Qu'on ne s'y trompe pas ! Je n'ai aucune attirance pour le morbide, le glauque, le sordide, épithètes qui viennent tout de suite à l'esprit dès que l'on aborde l'épopée sanglante et pitoyable du criminel buveur de sang. Non, je ne me complais pas dans l'horreur. Et l'auteur non plus puisqu'il a su garder tout au long de son récit une distanciation suffisante.
Je cite :
« Mais à la seule idée qu'il me faut écrire la suite, j'en ai la nausée. Je n'y renoncerai pas toutefois. »
Pas de complaisance donc envers le crime. L'auteur ne se pose ni en défenseur, ni en accusateur ; il relate soigneusement ce que disaient les journalistes de l'époque et les rapports officiels de la gendarmerie et du procès. Et du coup, pas de complaisance non plus envers ceux qui sont « du bon côté de la justice », ni envers ce contexte sociétal si particulier en ce début de XXe siècle avec ces mentalités non encore sorties du concept esclavagiste et cet environnement colonial sans état d'âme.
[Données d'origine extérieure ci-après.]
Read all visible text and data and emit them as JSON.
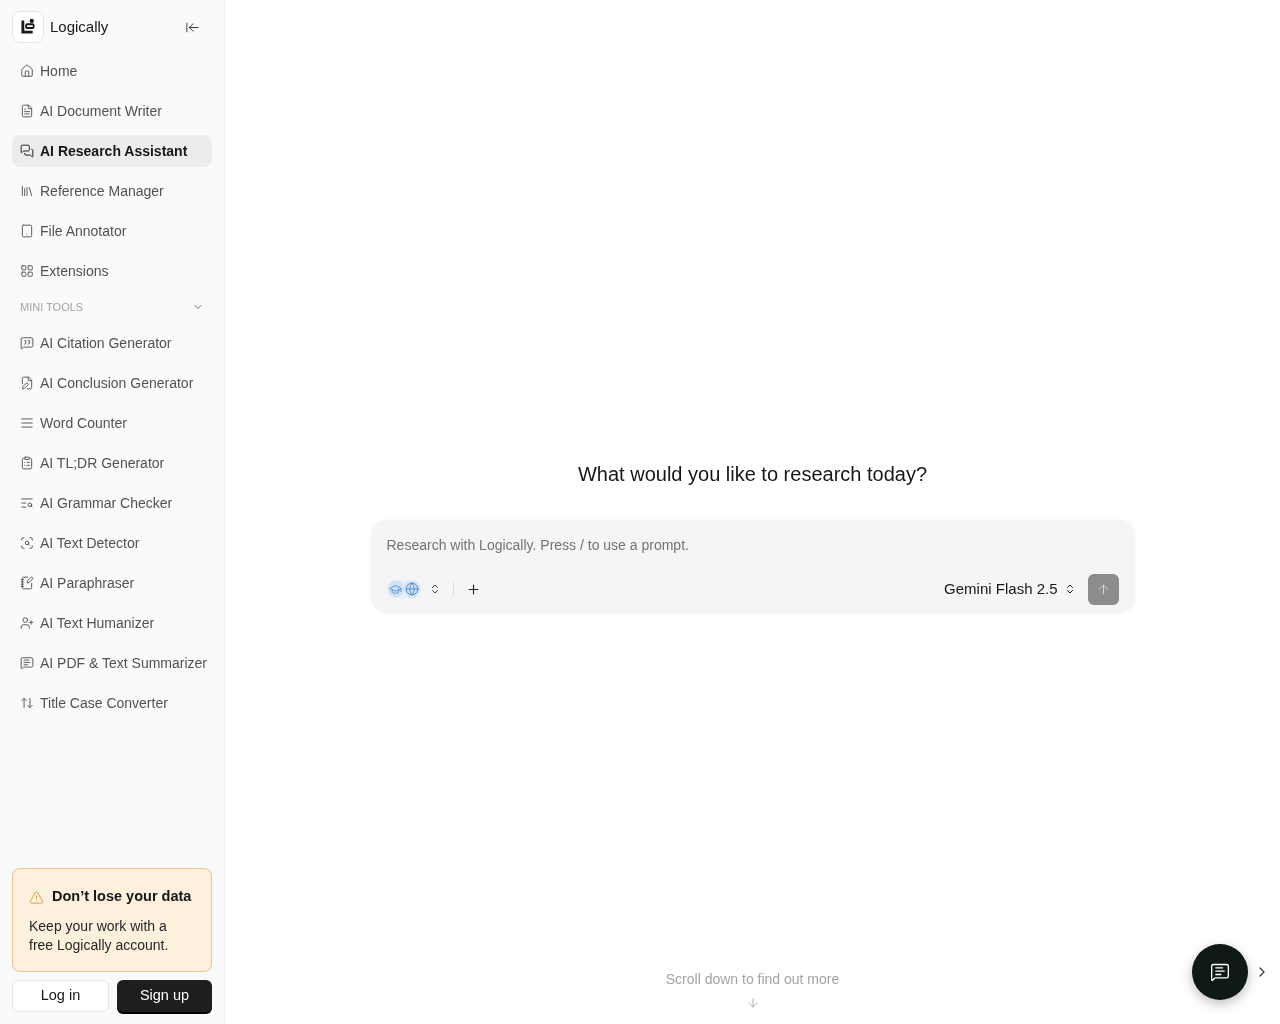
{
  "sidebar": {
    "brand": "Logically",
    "nav": [
      {
        "label": "Home",
        "selected": false
      },
      {
        "label": "AI Document Writer",
        "selected": false
      },
      {
        "label": "AI Research Assistant",
        "selected": true
      },
      {
        "label": "Reference Manager",
        "selected": false
      },
      {
        "label": "File Annotator",
        "selected": false
      },
      {
        "label": "Extensions",
        "selected": false
      }
    ],
    "section": {
      "title": "MINI TOOLS",
      "expanded": true
    },
    "tools": [
      {
        "label": "AI Citation Generator",
        "selected": false
      },
      {
        "label": "AI Conclusion Generator",
        "selected": false
      },
      {
        "label": "Word Counter",
        "selected": false
      },
      {
        "label": "AI TL;DR Generator",
        "selected": false
      },
      {
        "label": "AI Grammar Checker",
        "selected": false
      },
      {
        "label": "AI Text Detector",
        "selected": false
      },
      {
        "label": "AI Paraphraser",
        "selected": false
      },
      {
        "label": "AI Text Humanizer",
        "selected": false
      },
      {
        "label": "AI PDF & Text Summarizer",
        "selected": false
      },
      {
        "label": "Title Case Converter",
        "selected": false
      }
    ],
    "notice": {
      "title": "Don’t lose your data",
      "body": "Keep your work with a free Logically account."
    },
    "buttons": [
      {
        "label": "Log in",
        "kind": "outline"
      },
      {
        "label": "Sign up",
        "kind": "solid"
      }
    ]
  },
  "main": {
    "heading": "What would you like to research today?",
    "prompt": {
      "placeholder": "Research with Logically. Press / to use a prompt.",
      "modes": [
        {
          "selected": true
        },
        {
          "selected": true
        }
      ],
      "model": "Gemini Flash 2.5",
      "send_disabled": true
    },
    "scroll_hint": "Scroll down to find out more"
  }
}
Á ce propos, j'ai relevé à plusieurs reprises cet agacement (mais sans doute est-ce plus que de l'agacement) de l'auteur envers ces comparaisons animalières qui foisonnent sous la plume des chroniqueurs de l'époque… comme elles fleurissent dans maints ouvrages de littérature. Évoquer l'animalité de l'autre, c'est lui refuser le droit d'exister en tant qu'être humain…
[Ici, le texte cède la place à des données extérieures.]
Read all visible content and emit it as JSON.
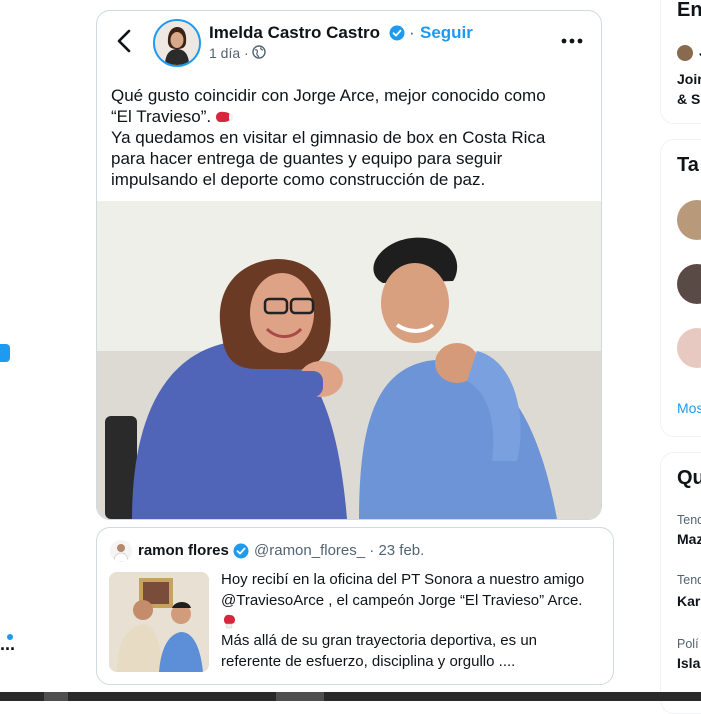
{
  "post": {
    "author_name": "Imelda Castro Castro",
    "separator": "·",
    "follow_label": "Seguir",
    "time": "1 día ·",
    "text_line_1": "Qué gusto coincidir con Jorge Arce, mejor conocido como",
    "text_line_2": "“El Travieso”.",
    "text_rest": "Ya quedamos en visitar el gimnasio de box en Costa Rica\npara hacer entrega de guantes y equipo para seguir\nimpulsando el deporte como construcción de paz."
  },
  "quote": {
    "name": "ramon flores",
    "handle": "@ramon_flores_ · 23 feb.",
    "text_part_1": "Hoy recibí en la oficina del PT Sonora a nuestro amigo\n@TraviesoArce , el campeón Jorge “El Travieso” Arce.",
    "text_part_2": "Más allá de su gran trayectoria deportiva, es un\nreferente de esfuerzo, disciplina y orgullo ...."
  },
  "sidebar": {
    "card1_title": "En",
    "card1_user": "J",
    "card1_line1": "Joir",
    "card1_line2": "& S",
    "card2_title": "Ta",
    "card2_more": "Mos",
    "card3_title": "Qu",
    "trend1_label": "Tend",
    "trend1_name": "Maz",
    "trend2_label": "Tend",
    "trend2_name": "Kar",
    "trend3_label": "Polí",
    "trend3_name": "Isla"
  },
  "left": {
    "ellipsis": "..."
  },
  "colors": {
    "accent": "#1d9bf0",
    "text": "#0f1419",
    "muted": "#536471",
    "border": "#cfd9de"
  },
  "icons": [
    "back-arrow-icon",
    "verified-icon",
    "globe-icon",
    "more-icon",
    "boxing-glove-icon"
  ]
}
L'intérêt constant que j'ai éprouvé à suivre cette espèce de « chemin de guillotine » inscrit dès le début de l'aventure vient de la mise en littérature de cet événement marquant l'histoire de notre île. En page de garde, cette note de l'auteur :
« Cette histoire tisse des liens avec des faits réels et des personnages qui ont réellement existé, certes, mais tout le reste est littérature »
Une belle littérature en tout cas… Les différents chapitres s'articulent sur ce train de nuit conduisant bourreau et suppliciés vers leur destin. Et les mots pour décrire cette course fatale rendent bien le caractère implacable de cet instrument de la destinée parcourant la profondeur d'une nuit sombre et inquiétante.
Mais cette nuit est aussi celle qui embrume les pensées de Sitarane… du moins celles que lui prêtent l'écrivain : là aussi, le jeu des ressassements traduit bien ces pensées en boucle qui devaient, - qui pouvaient, peut-être – défiler dans l'esprit malade du bandit et crée une atmosphère lourde d'enfermement, d'impossible issue due à cette accumulation de crimes et de profanations venue d'un être aux extrêmes confins de la déshumanisation.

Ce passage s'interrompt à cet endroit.